Как ни курьезно это звучит, но знаменитый издатель Энциклопедии, приехавший в Петербург по приглашению императрицы Екатерины Алексеевны, в свой первый вечер в российской столице с трудом нашел место для ночлега.

2

Необычные обстоятельства появления Дидро в России отметил в конце прошлого века знаменитый историк Бильбасов. Дело в том, что в Петербурге Дидро ждали.

Еще в июле 1762 года, через несколько дней после восшествия на престол, Екатерина впервые пригласила Дидро приехать «для ее наставления». Позже такие приглашения последовали Вольтеру, Д’Аламберу, Руссо. Дидро, однако, стал первым. Зная о финансовых затруднениях великого энциклопедиста, его бесконечных тяжбах с издателями, а также о препятствиях, которые чинили ему Ватикан и Версаль, императрица предложила Дидро продолжить издание Энциклопедии в России, обещая, как он сам впоследствии признавался, все: свободу, свое покровительство, почести, деньги.

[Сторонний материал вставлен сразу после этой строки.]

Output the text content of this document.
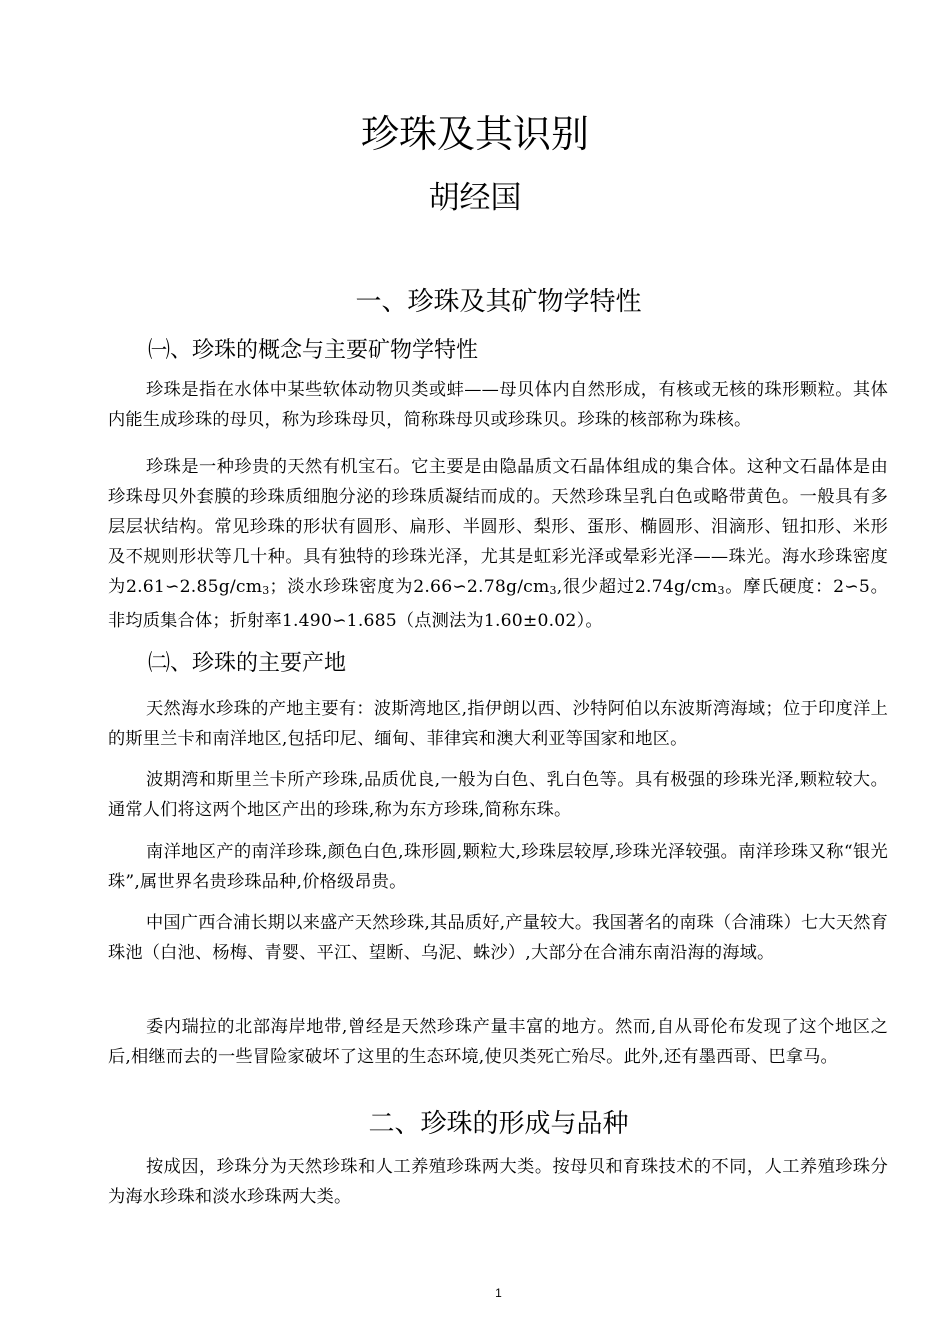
珍珠及其识别
胡经国
一、珍珠及其矿物学特性
㈠、珍珠的概念与主要矿物学特性

珍珠是指在水体中某些软体动物贝类或蚌——母贝体内自然形成，有核或无核的珠形颗粒。其体内能生成珍珠的母贝，称为珍珠母贝，简称珠母贝或珍珠贝。珍珠的核部称为珠核。

珍珠是一种珍贵的天然有机宝石。它主要是由隐晶质文石晶体组成的集合体。这种文石晶体是由珍珠母贝外套膜的珍珠质细胞分泌的珍珠质凝结而成的。天然珍珠呈乳白色或略带黄色。一般具有多层层状结构。常见珍珠的形状有圆形、扁形、半圆形、梨形、蛋形、椭圆形、泪滴形、钮扣形、米形及不规则形状等几十种。具有独特的珍珠光泽，尤其是虹彩光泽或晕彩光泽——珠光。海水珍珠密度为$2.61∽2.85g/cm_3$；淡水珍珠密度为$2.66∽2.78g/cm_3$,很少超过$2.74g/cm_3$。摩氏硬度：2∽5。非均质集合体；折射率1.490∽1.685（点测法为1.60±0.02）。

㈡、珍珠的主要产地

天然海水珍珠的产地主要有：波斯湾地区,指伊朗以西、沙特阿伯以东波斯湾海域；位于印度洋上的斯里兰卡和南洋地区,包括印尼、缅甸、菲律宾和澳大利亚等国家和地区。

波期湾和斯里兰卡所产珍珠,品质优良,一般为白色、乳白色等。具有极强的珍珠光泽,颗粒较大。通常人们将这两个地区产出的珍珠,称为东方珍珠,简称东珠。

南洋地区产的南洋珍珠,颜色白色,珠形圆,颗粒大,珍珠层较厚,珍珠光泽较强。南洋珍珠又称“银光珠”,属世界名贵珍珠品种,价格级昂贵。

中国广西合浦长期以来盛产天然珍珠,其品质好,产量较大。我国著名的南珠（合浦珠）七大天然育珠池（白池、杨梅、青婴、平江、望断、乌泥、蛛沙）,大部分在合浦东南沿海的海域。

委内瑞拉的北部海岸地带,曾经是天然珍珠产量丰富的地方。然而,自从哥伦布发现了这个地区之后,相继而去的一些冒险家破坏了这里的生态环境,使贝类死亡殆尽。此外,还有墨西哥、巴拿马。

二、珍珠的形成与品种

按成因，珍珠分为天然珍珠和人工养殖珍珠两大类。按母贝和育珠技术的不同，人工养殖珍珠分为海水珍珠和淡水珍珠两大类。

1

Иван Иванович Шувалов, находясь в дружеских отношениях с Вольтером, просил того убедить Дидро принять предложение Екатерины. Однако Дидро ответил вежливым, но твердым отказом. Он считал делом принципа завершить главный труд своей жизни на родине.

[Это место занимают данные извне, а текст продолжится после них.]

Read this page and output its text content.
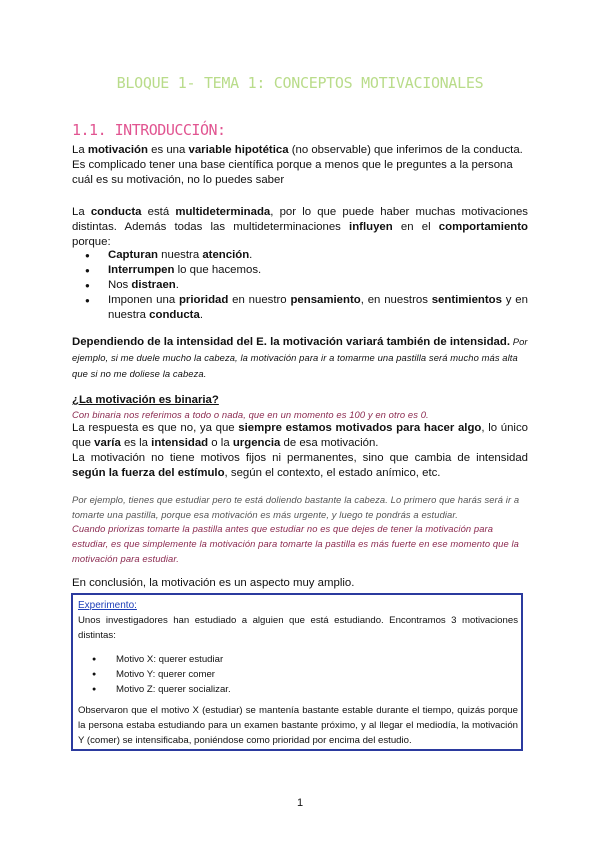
BLOQUE 1- TEMA 1: CONCEPTOS MOTIVACIONALES
1.1. INTRODUCCIÓN:

La motivación es una variable hipotética (no observable) que inferimos de la conducta.
Es complicado tener una base científica porque a menos que le preguntes a la persona cuál es su motivación, no lo puedes saber

La conducta está multideterminada, por lo que puede haber muchas motivaciones distintas. Además todas las multideterminaciones influyen en el comportamiento porque:

● Capturan nuestra atención.
● Interrumpen lo que hacemos.
● Nos distraen.
● Imponen una prioridad en nuestro pensamiento, en nuestros sentimientos y en nuestra conducta.

Dependiendo de la intensidad del E. la motivación variará también de intensidad. Por ejemplo, si me duele mucho la cabeza, la motivación para ir a tomarme una pastilla será mucho más alta que si no me doliese la cabeza.

¿La motivación es binaria?

Con binaria nos referimos a todo o nada, que en un momento es 100 y en otro es 0.

La respuesta es que no, ya que siempre estamos motivados para hacer algo, lo único que varía es la intensidad o la urgencia de esa motivación.
La motivación no tiene motivos fijos ni permanentes, sino que cambia de intensidad según la fuerza del estímulo, según el contexto, el estado anímico, etc.

Por ejemplo, tienes que estudiar pero te está doliendo bastante la cabeza. Lo primero que harás será ir a tomarte una pastilla, porque esa motivación es más urgente, y luego te pondrás a estudiar.

Cuando priorizas tomarte la pastilla antes que estudiar no es que dejes de tener la motivación para estudiar, es que simplemente la motivación para tomarte la pastilla es más fuerte en ese momento que la motivación para estudiar.

En conclusión, la motivación es un aspecto muy amplio.

Experimento:

Unos investigadores han estudiado a alguien que está estudiando. Encontramos 3 motivaciones distintas:

● Motivo X: querer estudiar
● Motivo Y: querer comer
● Motivo Z: querer socializar.

Observaron que el motivo X (estudiar) se mantenía bastante estable durante el tiempo, quizás porque la persona estaba estudiando para un examen bastante próximo, y al llegar el mediodía, la motivación Y (comer) se intensificaba, poniéndose como prioridad por encima del estudio.

1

Все началось в 1745 году, когда книготорговец Ле Бретон подписал с Дидро контракт на перевод двухтомной энциклопедии Эфраима Чамберса, изданной в 1727 году в Лондоне. Труд Чамберса был не лучше, но и не хуже других энциклопедических лексиконов, появлявшихся с XVII века в Италии, Германии, Англии, Польше. Дидро, перебивавшийся в то время переводами с английского и другой литературной поденщиной, взялся за перевод без колебаний — четыре года назад он женился, и его жене, Антуанетте Шампьон, приходилось экономить на еде, чтобы дать мужу пару сантимов на чашку кофе в кафе де Режанс, где он любил наблюдать за игрой знаменитых шахматистов. Однако принявшись за работу, Дидро быстро обнаружил, что лексикон Чамберса безнадежно устарел. За двадцать лет, прошедших со времени его публикации, философы, натуралисты, биологи, математики высказали целый ряд новых идей, которые невозможно было игнорировать. Дидро предложил Ле Бретону совершенно новое издание, в котором хотел объединить все человеческие знания в единую энциклопедическую форму таким образом, чтобы каждый отдельный предмет трактовался с точки зрения новейших достижений философии.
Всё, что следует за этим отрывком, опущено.